|Student charged after shot fired at Kent State|
|Thursday, April 03, 2014 8:00 PM|
KENT (AP) — The Kent State University freshman who prompted a campus lockdown when he shot himself in the hand during a domestic dispute remained jailed Thursday on a concealed weapon charge, campus police said.
The man fired only once Wednesday night during some sort of dispute with two female students, Police Chief John Peach said. No one else was hurt.
The suspect, 24-year-old Quavaugntay Tyler of Cleveland, told police he had a gun because he’d previously been an armed robbery victim, Peach said. Tyler was taken into custody at a hospital where he sought treatment for his wounded hand.

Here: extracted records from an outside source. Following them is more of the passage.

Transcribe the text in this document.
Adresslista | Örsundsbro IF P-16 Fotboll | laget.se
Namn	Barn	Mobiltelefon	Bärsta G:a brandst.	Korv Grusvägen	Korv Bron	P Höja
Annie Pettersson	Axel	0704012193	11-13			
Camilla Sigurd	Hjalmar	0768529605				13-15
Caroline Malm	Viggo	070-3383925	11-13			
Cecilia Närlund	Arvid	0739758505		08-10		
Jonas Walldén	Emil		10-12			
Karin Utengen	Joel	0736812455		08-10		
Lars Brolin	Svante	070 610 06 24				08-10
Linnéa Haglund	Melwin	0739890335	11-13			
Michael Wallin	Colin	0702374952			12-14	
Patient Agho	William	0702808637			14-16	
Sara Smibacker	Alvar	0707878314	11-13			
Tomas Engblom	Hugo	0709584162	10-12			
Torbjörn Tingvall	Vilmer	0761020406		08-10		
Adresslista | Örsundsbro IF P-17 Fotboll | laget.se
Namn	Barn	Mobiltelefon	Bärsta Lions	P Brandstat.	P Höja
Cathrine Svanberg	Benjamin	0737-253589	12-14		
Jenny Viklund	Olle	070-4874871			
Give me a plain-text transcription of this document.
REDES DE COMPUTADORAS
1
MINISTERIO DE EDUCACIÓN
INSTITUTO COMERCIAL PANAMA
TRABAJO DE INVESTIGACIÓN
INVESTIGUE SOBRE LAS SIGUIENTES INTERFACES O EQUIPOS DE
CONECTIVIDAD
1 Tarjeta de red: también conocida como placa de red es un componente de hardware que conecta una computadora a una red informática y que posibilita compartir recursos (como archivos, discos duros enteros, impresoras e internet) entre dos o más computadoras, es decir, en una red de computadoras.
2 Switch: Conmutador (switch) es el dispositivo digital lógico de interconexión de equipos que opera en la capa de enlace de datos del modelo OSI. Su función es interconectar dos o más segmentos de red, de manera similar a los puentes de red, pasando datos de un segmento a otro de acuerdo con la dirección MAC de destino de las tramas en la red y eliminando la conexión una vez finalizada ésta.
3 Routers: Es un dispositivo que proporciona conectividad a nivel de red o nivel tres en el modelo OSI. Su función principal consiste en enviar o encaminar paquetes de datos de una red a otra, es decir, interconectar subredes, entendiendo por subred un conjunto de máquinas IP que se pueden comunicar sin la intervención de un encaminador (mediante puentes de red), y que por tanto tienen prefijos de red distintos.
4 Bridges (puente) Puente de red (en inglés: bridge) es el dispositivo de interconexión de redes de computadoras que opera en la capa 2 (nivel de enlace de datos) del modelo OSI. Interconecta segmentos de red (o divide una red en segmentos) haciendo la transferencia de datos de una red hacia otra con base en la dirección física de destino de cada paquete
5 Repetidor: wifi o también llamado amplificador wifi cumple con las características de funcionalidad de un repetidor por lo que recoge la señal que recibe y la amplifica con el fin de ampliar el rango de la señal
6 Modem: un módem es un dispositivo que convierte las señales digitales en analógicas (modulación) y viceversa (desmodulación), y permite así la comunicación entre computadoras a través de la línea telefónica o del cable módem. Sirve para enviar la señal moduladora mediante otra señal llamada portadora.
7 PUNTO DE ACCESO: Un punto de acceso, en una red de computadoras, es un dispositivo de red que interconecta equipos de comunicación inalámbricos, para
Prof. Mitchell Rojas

Peach said the exact reason Tyler fired the weapon was not immediately clear. Tyler then fled to a residence hall to ask a friend for help in hiding the weapon before he went to the hospital, Peach said. The weapon was found and the friend has not been charged, according to the chief.
Tyler has been the subject of a campus theft investigation and was on probation from a separate theft case in a different jurisdiction, Peach said. He described Tyler as being cooperative with investigators.
It took about two hours for authorities to give the all-clear Wednesday night after the university advised people to stay put while investigators searched for the suspect.
The school said Tyler is a student in criminology and justice studies. His case could be evaluated for possible action under the school’s student conduct rules separate from any criminal matter, said the dean of students, Dr. Shay Little.
Kent State is a public research university in Kent, a city of about 30,000 residents less than an hour’s drive southeast of Cleveland. The university has eight campuses around the northeast Ohio region, the Kent campus being the largest.
It is known for another shooting that occurred decades ago. On May 4, 1970, the Ohio National Guard opened fire on Kent State students protesting the war in Vietnam. Four students died and nine were injured in the shootings, which contributed to the change in the public’s attitude toward the war.